Dr. Sam Parnia's concept of 'Actual Death Experiences' (ADEs), published in his 2013 book Erasing Death, reframes NDEs as experiences that occur during actual death rather than 'near' death. Parnia argues that modern resuscitation has blurred the line between life and death — patients who would have been considered dead a generation ago are now routinely revived, sometimes after extended periods of cardiac arrest. The experiences they report during this period are not 'near' death; they are death. For physicians in Madikeri who perform CPR and manage cardiac arrest, Parnia's reframing has practical significance: the patient on the table may be experiencing something profound even while their heart is stopped and their EEG is flat.
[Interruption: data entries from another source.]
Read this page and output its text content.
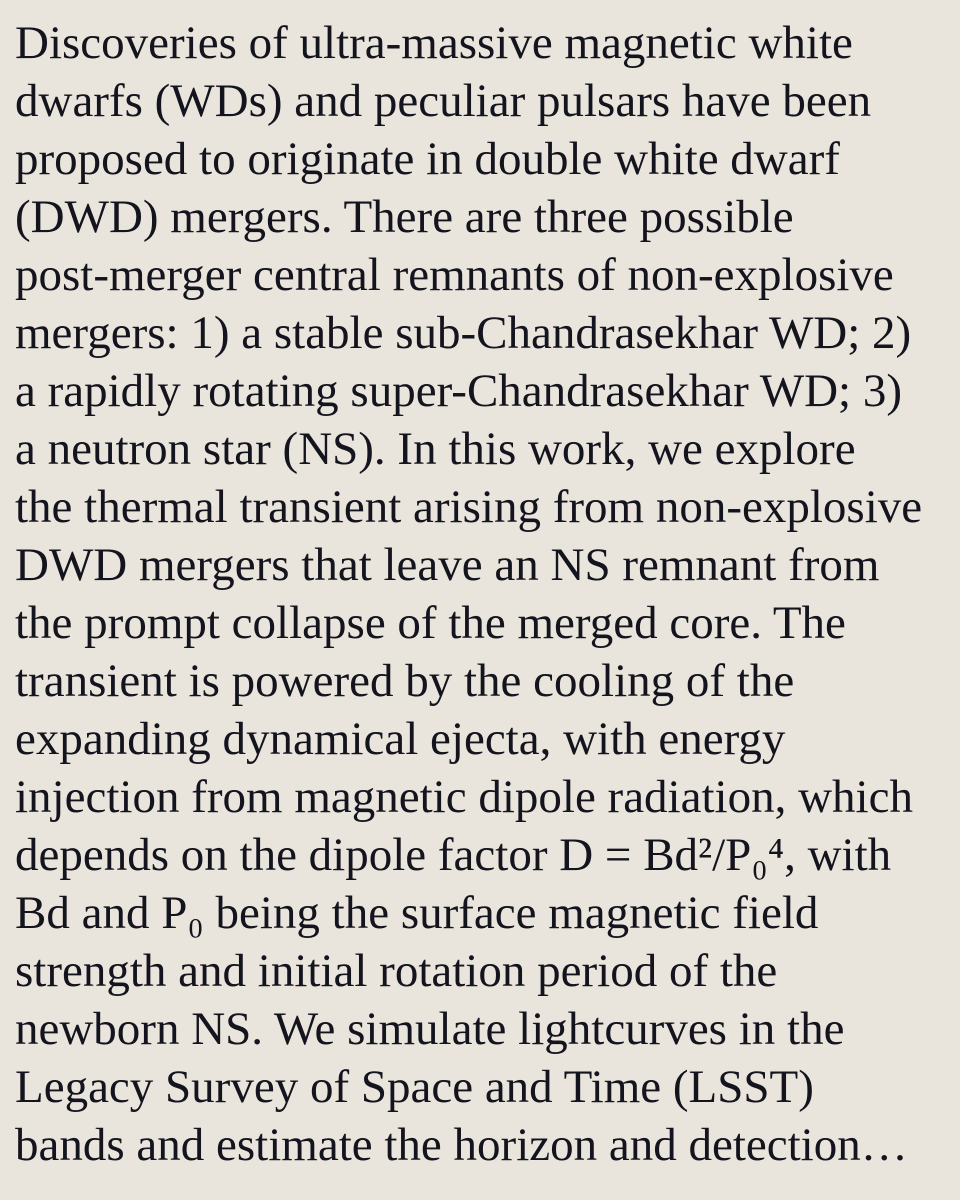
Discoveries of ultra-massive magnetic white
dwarfs (WDs) and peculiar pulsars have been
proposed to originate in double white dwarf
(DWD) mergers. There are three possible
post-merger central remnants of non-explosive
mergers: 1) a stable sub-Chandrasekhar WD; 2)
a rapidly rotating super-Chandrasekhar WD; 3)
a neutron star (NS). In this work, we explore
the thermal transient arising from non-explosive
DWD mergers that leave an NS remnant from
the prompt collapse of the merged core. The
transient is powered by the cooling of the
expanding dynamical ejecta, with energy
injection from magnetic dipole radiation, which
depends on the dipole factor D = Bd²/P₀⁴, with
Bd and P₀ being the surface magnetic field
strength and initial rotation period of the
newborn NS. We simulate lightcurves in the
Legacy Survey of Space and Time (LSST)
bands and estimate the horizon and detection…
This understanding may change how resuscitation teams communicate in the room, recognizing that the patient may be aware of everything being said.
Madikeri's senior population, including residents of assisted living facilities and nursing homes, may find particular comfort in the near-death experience accounts documented in Physicians' Untold Stories. For older adults who are contemplating their own mortality, learning that cardiac arrest survivors consistently report experiences of peace, beauty, and reunion with deceased loved ones can transform the prospect of death from something feared to something approached with calm anticipation. Senior wellness programs, book clubs, and spiritual care groups in Madikeri can use the book as a catalyst for conversations about death that are honest, hope-filled, and deeply meaningful.

How This Book Can Help You
For rural physicians near Madikeri, Karnataka who practice alone or in small groups, this book provides something urban doctors take for granted: professional companionship. The solo practitioner who's seen something inexplicable in a farmhouse bedroom at 2 AM has no grand rounds to present at, no colleague down the hall to confide in. This book is the colleague, the grand rounds, the reassurance that they're not alone.


About the Author
Dr. Scott J. Kolbaba, MD is an internist at Northwestern Medicine. Mayo Clinic trained, he spent three years interviewing 200+ physicians about their most extraordinary experiences.
Medical Fact
Your heart pumps blood through your body with enough force to create a blood pressure of 120/80 mmHg at rest.